The protein, aP2, had previously been linked in mice to insulin resistance and hypertriglyerceridemia, two risk factors for heart disease in a cluster of symptoms – others include high blood pressure, abdominal obesity and premature atherosclerosis – known as the metabolic syndrome.

“That alone suggested a potential role (for aP2) in atherosclerosis,” said Dr. MacRae F. Linton, associate professor of Medicine in Cardiology and principal investigator of the study.

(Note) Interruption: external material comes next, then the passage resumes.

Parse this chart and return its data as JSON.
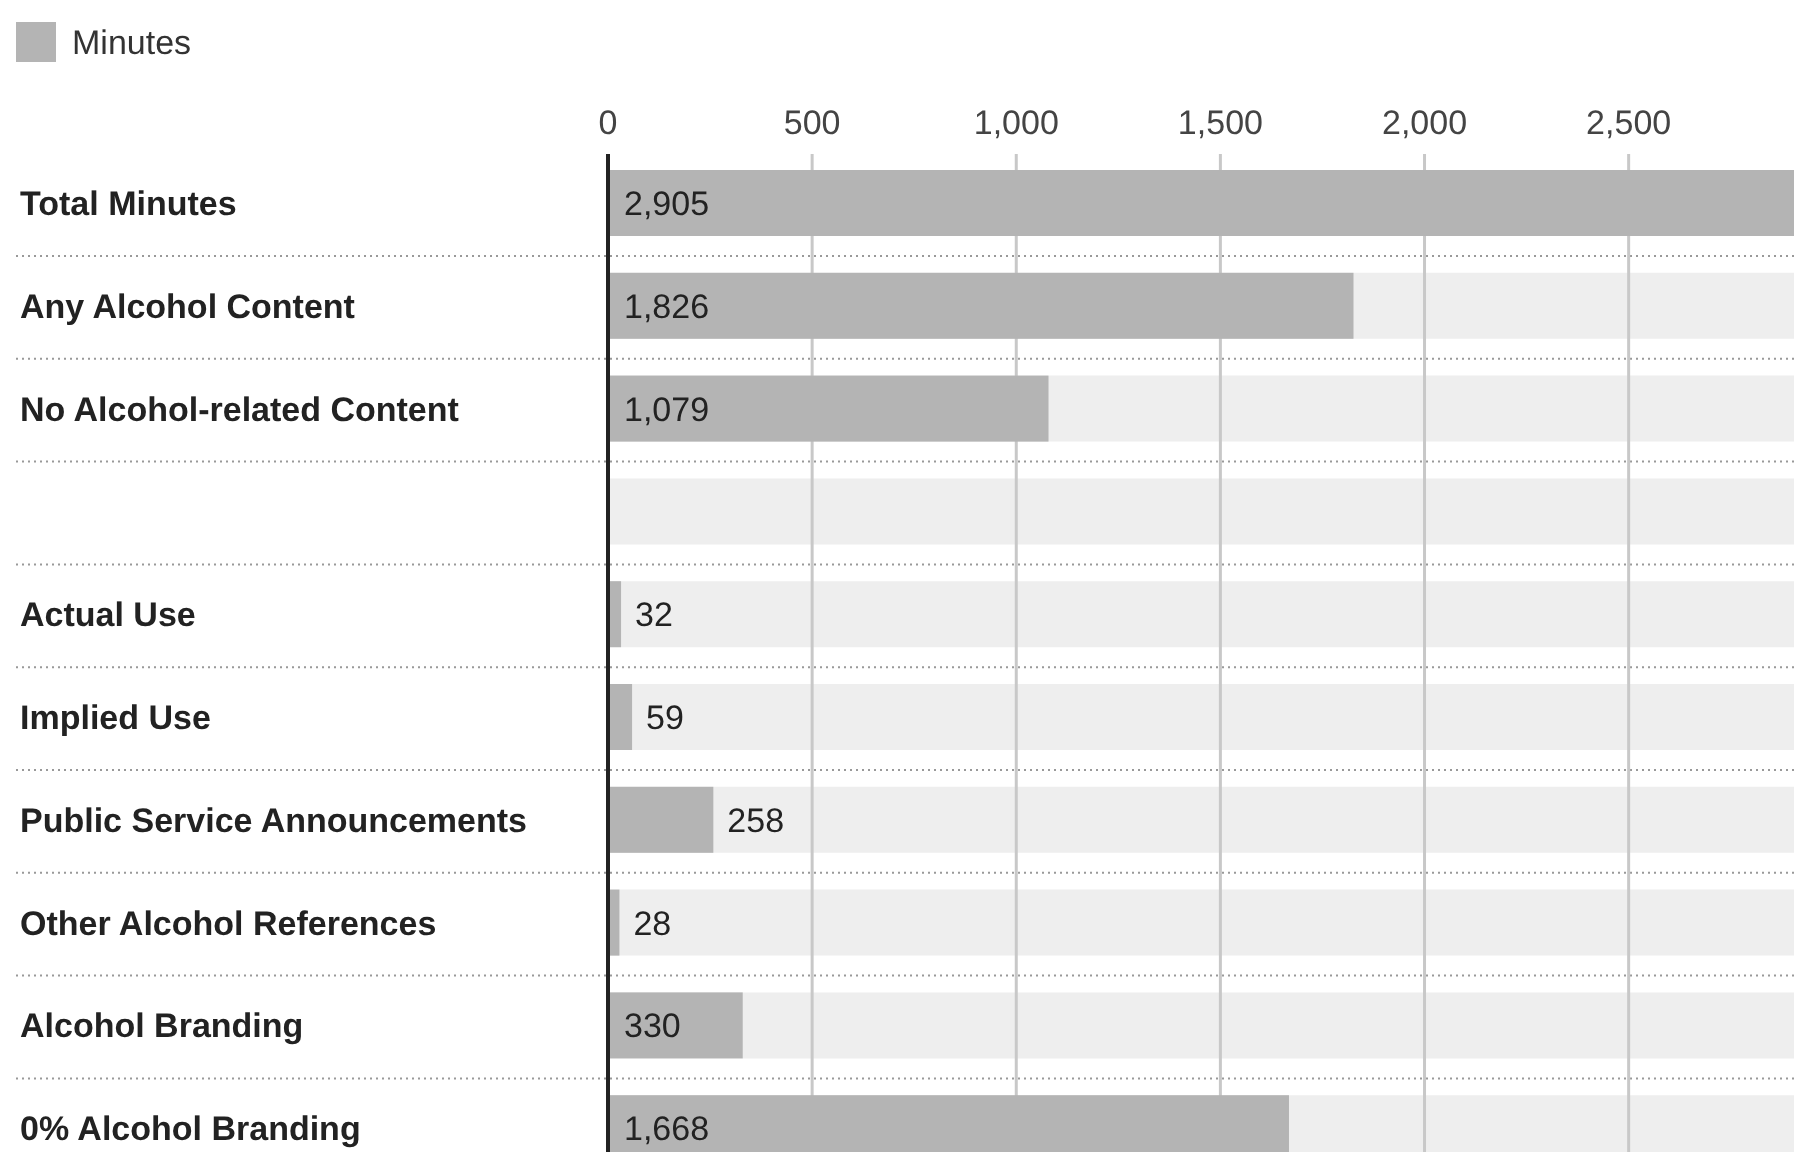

Also, aP2 is known to be expressed by fat cells and macrophages. In macrophages, the protein promotes the formation of foam cells, cholesterol-loaded macrophages present in the initial events of atherosclerosis. That role, Linton said, is independent of its effects on insulin resistance or increasing plasma lipids.

“That made us wonder if macrophages’ expression of aP2 has a role independent of fat cells’ production of aP2,” Linton said.

To test aP2’s role in atherosclerosis, the buildup of plaque in arteries that restricts blood flow to the heart, Linton and his colleagues used mice genetically engineered to be at risk for the disorder. Through bone marrow transplants, they disabled the mice’s macrophages from producing aP2.

When the mice were fed a regular diet, one that would not change insulin resistance or plasma lipids, they “were highly protected against atherosclerosis in the absence of significant changes in lipid metabolism or insulin sensitivity,” Linton said.

Moreover, the study showed that mice lacking aP2 have macrophages that are less likely to accumulate cholesterol and that secrete fewer inflammatory cytokines, Linton said.

Collaborating on the study, funded by a grant from the National Heart, Lung and Blood Institute, were Dr. Sergio Fazio, associate professor of Medicine and Pathology and co-director with Linton of the Atherosclerosis Research Unit; Dr. Jeffrey Boord, a post-doctoral fellow in Endocrinology; and Dr. Gokhan Hotamisligil and other researchers at the Harvard School of Public Health.

The study also is the first to link aP2 to both atherosclerosis and insulin resistance insulin-resistance diabetes, Linton said.

“Seventy-five percent of all hospital admissions of diabetics are due to atherosclerosis,” Boord said. “This study is very important work in uncovering the mechanisms responsible for atherosclerosis in our diabetic patients.”

The findings establish aP2 as a “potential therapeutic target for insulin resistance and atherosclerosis,” Linton said.

In the mid-1990s, Hotamisligil found that aP2 had a role in insulin resistance by showing that mice lacking aP2 were more insulin sensitive. People with diabetes are now known to have the same risk for heart attack as nondiabetic people with coronary artery disease. And while insulin resistance is believed to be key in the metabolic syndrome, the molecular basis for the metabolic syndrome is largely unknown, Linton said.

“Our results are interesting because they indicate that aP2 links several features of the metabolic syndrome with atherosclerosis,” he said.